Na escola, o cenário não era muito diferente. Durante a infância, os meninos tinham prioridade na fila do almoço, enquanto as meninas só poderiam pegar a comida depois que todos eles já haviam se servido. Já na adolescência, os problemas começam relativamente simples, com a diferença entre o uniforme masculino e feminino, e terminam envolvendo punições depois que as estudantes foram assediadas. O assédio também perpassa o momento em que Kim Jiyoung entra no mercado de trabalho. Por mais que ela tentasse fugir das situações abusivas e desconfortáveis, parecia quase impossível e no final, a culpa recaía sobre ela.

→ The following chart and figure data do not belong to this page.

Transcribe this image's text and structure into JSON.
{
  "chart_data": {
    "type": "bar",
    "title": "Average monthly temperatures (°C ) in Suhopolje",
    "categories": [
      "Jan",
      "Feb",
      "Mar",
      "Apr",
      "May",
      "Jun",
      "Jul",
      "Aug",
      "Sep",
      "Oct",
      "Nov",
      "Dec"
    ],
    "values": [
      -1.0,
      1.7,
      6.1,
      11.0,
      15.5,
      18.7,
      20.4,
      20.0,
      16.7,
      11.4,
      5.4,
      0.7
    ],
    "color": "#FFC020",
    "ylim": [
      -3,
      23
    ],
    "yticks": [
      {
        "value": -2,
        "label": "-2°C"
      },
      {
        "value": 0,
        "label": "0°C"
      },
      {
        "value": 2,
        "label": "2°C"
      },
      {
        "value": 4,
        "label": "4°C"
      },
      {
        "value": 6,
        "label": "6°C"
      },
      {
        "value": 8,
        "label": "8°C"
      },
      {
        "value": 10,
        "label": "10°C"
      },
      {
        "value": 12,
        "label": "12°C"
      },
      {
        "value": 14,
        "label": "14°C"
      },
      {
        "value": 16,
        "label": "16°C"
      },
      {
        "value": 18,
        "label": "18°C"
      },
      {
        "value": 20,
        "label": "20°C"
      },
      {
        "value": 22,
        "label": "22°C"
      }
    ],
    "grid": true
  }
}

Atenção: este texto contém spoilers!

Muito além de um diagnóstico

O leitor não tem uma resolução a respeito do que acontece com Kim Jiyoung pois o livro ganha novos contornos no seu último capítulo. Com a descoberta de quem é o verdadeiro narrador do romance, percebemos que um diagnóstico pouco importa a esse personagem. Tudo que a jovem passou, consequências de um machismo (não tão) latente, não faz diferença para um homem que não consegue olhar um palmo a frente.

São essas imagens de pequenos e grandes sofrimentos que reverberaram em Kim Jiyoung e provavelmente provocam sua fragmentação em várias mulheres que passaram por sua vida. O romance ganha força em sua conclusão, justificando o ar de artigo científico que pode incomodar em alguns momentos. Com um relato curto e uma virada inteligente, Cho Nam-Joo cria uma personagem que recebe empatia facilmente e revela a face daquilo que nós mulheres já conhecemos, mas que é sempre importante ressaltar: o machismo.